03 Aralık 2011, 05:32
YILMAZ ÖZDİL
İngiltere arşivini gösterdik beğenmediler.Buyrun size Türkiye arşivi.
“Tunceli vilayeti dahilinde Ovacık Kazası jandarma birliğine tabi Diztaş karakoluna 4/2/938 tarihinde Kalan Aşireti tarafından yapılan taarruz neticesinde şehit edilen karakol komutanı ile 20 jandarma erine ait olup mütaarrızlar tarafından gasbedilen 499 lira değerindeki erzakın bilahare erlerin iaşe bedellerinden ödenmek üzere Ovacık Kazası merkezindeki bakkallardan veresiye olarak alındığı ve bunların Jandarma Genel Komutanlığı bütçesinin iaşe tertibinden verilmesi mümkin olamıyacağı anlaşıldığından, Maliye Vekaleti bütçesinin masarifi gayri melhuza tertibinden verilmesi; Jandarma Genel Komutanlığı’nın işarına atfen Maliye Vekilliği’nin teklifi üzerine İcra Vekilleri Heyeti’nin 23/6/938 tarihli toplantısında onanmıştır.”
İmza?
Reisicumhur, Atatürk.
Başvekil, Celal Bayar.
Diyor ki...
Adamlar askerlerimizi şehit etti, üstüne erzakını çaldı, şehitlerimizin bakkallara veresiye borcu kalmasın, derhal ödeyin.
Hikâye anlatmayın.
Açın şu arşivleri.
Bu memleketin, bu milletin...
Şehitlerine olan borcunu ödeyin.
****************************************************************************************************
Boşbakanın derdi, öyle tarihle yüzleşmek falan değil. Onun derdi Alevilikle.
"Çorum'da halka hitap ederken, “Ebu Suud Efendi”yi övdü. O Ebu Suud ki; “Alevilerin karıları size helaldir” diye fetva veren bir şeyhülislam…
Alevi düşmanlığı burada sınırlı kalsa iyi. Erdoğan yine o konuşmada kendini tutamadı ve “Yargıyı dedeler yönetiyor” dedi. “Dede”lerin Alevi inancına sahip yurttaşlarımızın inanç dünyasındaki yerini bilen Erdoğan, her nedense işin içine ‘Dede’leri de kattı. Yapmak istediği anayasa değişikliğinde bile toplumu bölmeye ve kamplaştırmaya çalışmak."
"Okuduğum şiir nedeniyle beni hapse atan yargı mensupları da aynı mezhepten."

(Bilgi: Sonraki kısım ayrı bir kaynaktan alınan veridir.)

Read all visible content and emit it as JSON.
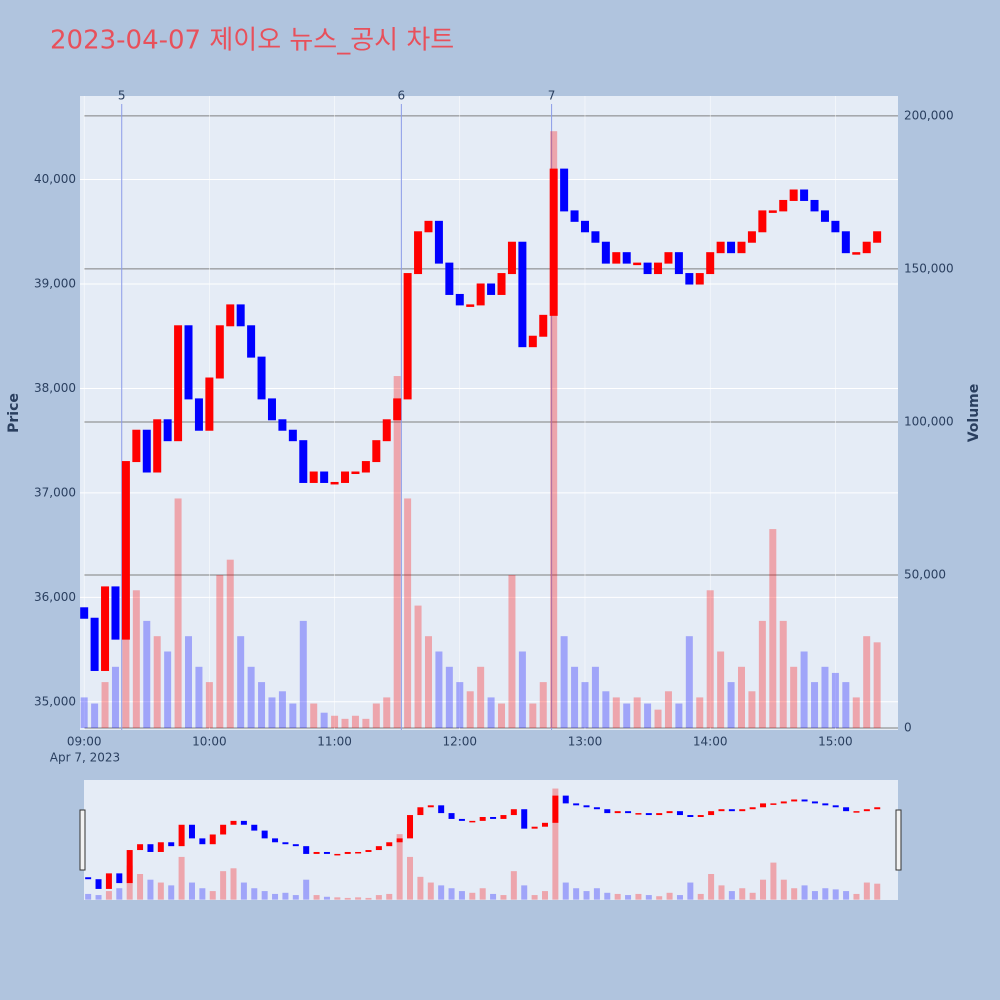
{
  "chart_data": {
    "type": "candlestick",
    "title": "2023-04-07 제이오 뉴스_공시 차트",
    "y_label": "Price",
    "y2_label": "Volume",
    "x_date_label": "Apr 7, 2023",
    "x": [
      "09:00",
      "09:05",
      "09:10",
      "09:15",
      "09:20",
      "09:25",
      "09:30",
      "09:35",
      "09:40",
      "09:45",
      "09:50",
      "09:55",
      "10:00",
      "10:05",
      "10:10",
      "10:15",
      "10:20",
      "10:25",
      "10:30",
      "10:35",
      "10:40",
      "10:45",
      "10:50",
      "10:55",
      "11:00",
      "11:05",
      "11:10",
      "11:15",
      "11:20",
      "11:25",
      "11:30",
      "11:35",
      "11:40",
      "11:45",
      "11:50",
      "11:55",
      "12:00",
      "12:05",
      "12:10",
      "12:15",
      "12:20",
      "12:25",
      "12:30",
      "12:35",
      "12:40",
      "12:45",
      "12:50",
      "12:55",
      "13:00",
      "13:05",
      "13:10",
      "13:15",
      "13:20",
      "13:25",
      "13:30",
      "13:35",
      "13:40",
      "13:45",
      "13:50",
      "13:55",
      "14:00",
      "14:05",
      "14:10",
      "14:15",
      "14:20",
      "14:25",
      "14:30",
      "14:35",
      "14:40",
      "14:45",
      "14:50",
      "14:55",
      "15:00",
      "15:05",
      "15:10",
      "15:15",
      "15:20"
    ],
    "open": [
      35900,
      35800,
      35300,
      36100,
      35600,
      37300,
      37600,
      37200,
      37700,
      37500,
      38600,
      37900,
      37600,
      38100,
      38600,
      38800,
      38600,
      38300,
      37900,
      37700,
      37600,
      37500,
      37100,
      37200,
      37100,
      37100,
      37200,
      37200,
      37300,
      37500,
      37700,
      37900,
      39100,
      39500,
      39600,
      39200,
      38900,
      38800,
      38800,
      39000,
      38900,
      39100,
      39400,
      38400,
      38500,
      38700,
      40100,
      39700,
      39600,
      39500,
      39400,
      39200,
      39300,
      39200,
      39200,
      39100,
      39200,
      39300,
      39100,
      39000,
      39100,
      39300,
      39400,
      39300,
      39400,
      39500,
      39700,
      39700,
      39800,
      39900,
      39800,
      39700,
      39600,
      39500,
      39300,
      39300,
      39400
    ],
    "close": [
      35800,
      35300,
      36100,
      35600,
      37300,
      37600,
      37200,
      37700,
      37500,
      38600,
      37900,
      37600,
      38100,
      38600,
      38800,
      38600,
      38300,
      37900,
      37700,
      37600,
      37500,
      37100,
      37200,
      37100,
      37100,
      37200,
      37200,
      37300,
      37500,
      37700,
      37900,
      39100,
      39500,
      39600,
      39200,
      38900,
      38800,
      38800,
      39000,
      38900,
      39100,
      39400,
      38400,
      38500,
      38700,
      40100,
      39700,
      39600,
      39500,
      39400,
      39200,
      39300,
      39200,
      39200,
      39100,
      39200,
      39300,
      39100,
      39000,
      39100,
      39300,
      39400,
      39300,
      39400,
      39500,
      39700,
      39700,
      39800,
      39900,
      39800,
      39700,
      39600,
      39500,
      39300,
      39300,
      39400,
      39500
    ],
    "volume": [
      10000,
      8000,
      15000,
      20000,
      60000,
      45000,
      35000,
      30000,
      25000,
      75000,
      30000,
      20000,
      15000,
      50000,
      55000,
      30000,
      20000,
      15000,
      10000,
      12000,
      8000,
      35000,
      8000,
      5000,
      4000,
      3000,
      4000,
      3000,
      8000,
      10000,
      115000,
      75000,
      40000,
      30000,
      25000,
      20000,
      15000,
      12000,
      20000,
      10000,
      8000,
      50000,
      25000,
      8000,
      15000,
      195000,
      30000,
      20000,
      15000,
      20000,
      12000,
      10000,
      8000,
      10000,
      8000,
      6000,
      12000,
      8000,
      30000,
      10000,
      45000,
      25000,
      15000,
      20000,
      12000,
      35000,
      65000,
      35000,
      20000,
      25000,
      15000,
      20000,
      18000,
      15000,
      10000,
      30000,
      28000
    ],
    "increasing_color": "#ff0000",
    "decreasing_color": "#0000ff",
    "xlim": [
      "08:58",
      "15:30"
    ],
    "xticks": [
      "09:00",
      "10:00",
      "11:00",
      "12:00",
      "13:00",
      "14:00",
      "15:00"
    ],
    "ylim": [
      34730,
      40800
    ],
    "yticks": [
      {
        "value": 35000,
        "label": "35,000"
      },
      {
        "value": 36000,
        "label": "36,000"
      },
      {
        "value": 37000,
        "label": "37,000"
      },
      {
        "value": 38000,
        "label": "38,000"
      },
      {
        "value": 39000,
        "label": "39,000"
      },
      {
        "value": 40000,
        "label": "40,000"
      }
    ],
    "y2lim": [
      -650,
      206500
    ],
    "y2ticks": [
      0,
      {
        "value": 50000,
        "label": "50,000"
      },
      {
        "value": 100000,
        "label": "100,000"
      },
      {
        "value": 150000,
        "label": "150,000"
      },
      {
        "value": 200000,
        "label": "200,000"
      }
    ],
    "events": [
      {
        "x": "09:18",
        "label": "5"
      },
      {
        "x": "11:32",
        "label": "6"
      },
      {
        "x": "12:44",
        "label": "7"
      }
    ],
    "grid": true
  }
}
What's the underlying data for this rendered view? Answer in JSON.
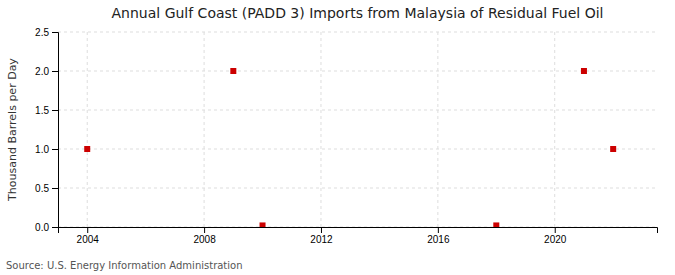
{
  "chart_data": {
    "type": "scatter",
    "title": "Annual Gulf Coast (PADD 3) Imports from Malaysia of Residual Fuel Oil",
    "ylabel": "Thousand Barrels per Day",
    "source": "Source: U.S. Energy Information Administration",
    "x": [
      2004,
      2009,
      2010,
      2018,
      2021,
      2022
    ],
    "values": [
      1.0,
      2.0,
      0.02,
      0.02,
      2.0,
      1.0
    ],
    "color": "#cc0000",
    "marker": "square",
    "xlim": [
      2003.0,
      2023.5
    ],
    "ylim": [
      0.0,
      2.5
    ],
    "xticks": [
      2004,
      2008,
      2012,
      2016,
      2020
    ],
    "yticks": [
      {
        "value": 0.0,
        "label": "0.0"
      },
      0.5,
      {
        "value": 1.0,
        "label": "1.0"
      },
      1.5,
      {
        "value": 2.0,
        "label": "2.0"
      },
      2.5
    ],
    "grid": true
  }
}
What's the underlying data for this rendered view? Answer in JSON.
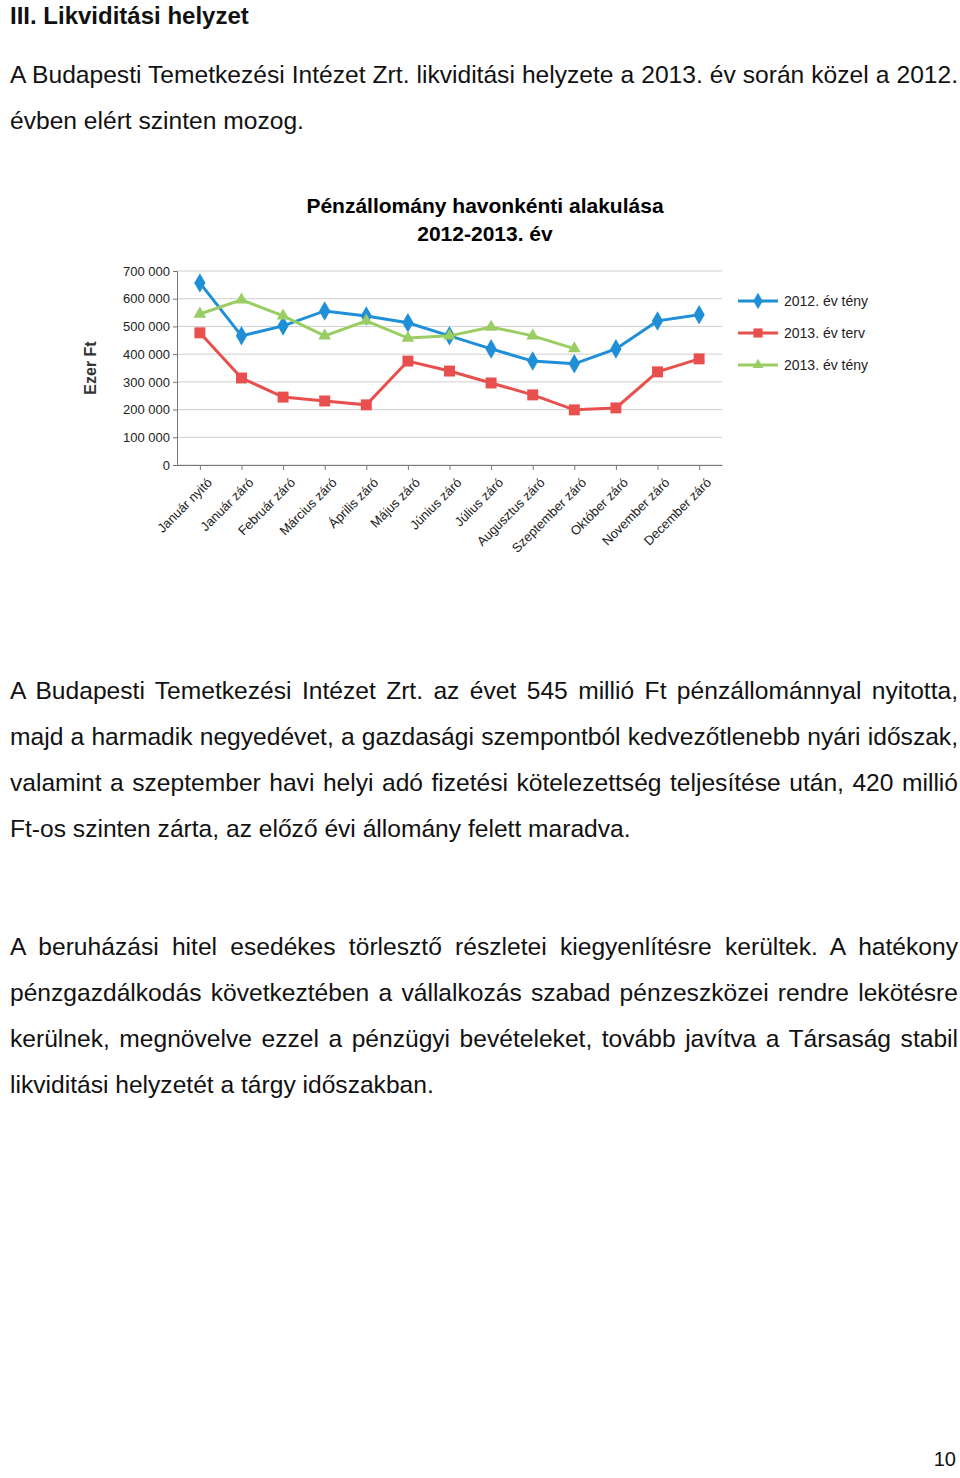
{
  "heading": "III. Likviditási helyzet",
  "intro": "A Budapesti Temetkezési Intézet Zrt. likviditási helyzete a 2013. év során közel a 2012. évben elért szinten mozog.",
  "chart_data": {
    "type": "line",
    "title": "Pénzállomány havonkénti alakulása",
    "subtitle": "2012-2013. év",
    "y_label": "Ezer Ft",
    "categories": [
      "Január nyitó",
      "Január záró",
      "Február záró",
      "Március záró",
      "Április záró",
      "Május záró",
      "Június záró",
      "Július záró",
      "Augusztus záró",
      "Szeptember záró",
      "Október záró",
      "November záró",
      "December záró"
    ],
    "series": [
      {
        "name": "2012. év tény",
        "color": "#1f8fd8",
        "marker": "diamond",
        "values": [
          657000,
          466000,
          502000,
          556000,
          538000,
          513000,
          466000,
          419000,
          375000,
          365000,
          419000,
          520000,
          542000
        ]
      },
      {
        "name": "2013. év terv",
        "color": "#e8504e",
        "marker": "square",
        "values": [
          477000,
          314000,
          245000,
          231000,
          217000,
          375000,
          339000,
          296000,
          253000,
          199000,
          206000,
          336000,
          383000
        ]
      },
      {
        "name": "2013. év tény",
        "color": "#9acd62",
        "marker": "triangle",
        "values": [
          545000,
          596000,
          538000,
          466000,
          520000,
          458000,
          466000,
          498000,
          466000,
          420000,
          null,
          null,
          null
        ]
      }
    ],
    "ylim": [
      0,
      700000
    ],
    "yticks": [
      0,
      {
        "value": 100000,
        "label": "100 000"
      },
      {
        "value": 200000,
        "label": "200 000"
      },
      {
        "value": 300000,
        "label": "300 000"
      },
      {
        "value": 400000,
        "label": "400 000"
      },
      {
        "value": 500000,
        "label": "500 000"
      },
      {
        "value": 600000,
        "label": "600 000"
      },
      {
        "value": 700000,
        "label": "700 000"
      }
    ],
    "grid": true,
    "legend": "right"
  },
  "paragraphs": [
    "A Budapesti Temetkezési Intézet Zrt. az évet 545 millió Ft pénzállománnyal nyitotta, majd a harmadik negyedévet, a gazdasági szempontból kedvezőtlenebb nyári időszak, valamint a szeptember havi helyi adó fizetési kötelezettség teljesítése után, 420 millió Ft-os szinten zárta, az előző évi állomány felett maradva.",
    "A beruházási hitel esedékes törlesztő részletei kiegyenlítésre kerültek. A hatékony pénzgazdálkodás következtében a vállalkozás szabad pénzeszközei rendre lekötésre kerülnek, megnövelve ezzel a pénzügyi bevételeket, tovább javítva a Társaság stabil likviditási helyzetét a tárgy időszakban."
  ],
  "page_number": "10"
}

Tüm bu, yukarıdaki sözleri eden birisinin, tarihle yüzleşme gibi bir derdi, sorunu olamaz.
Bölücüleri ve yıkıcıları her daim dağda, doğu-güneydoğuda aramak gerekmiyor.
Böyle zihniyete sahip bir parti ve elemanlarının, hala daha "özgürlüklerin güvencesi" olarak görülmesi neye alamet!?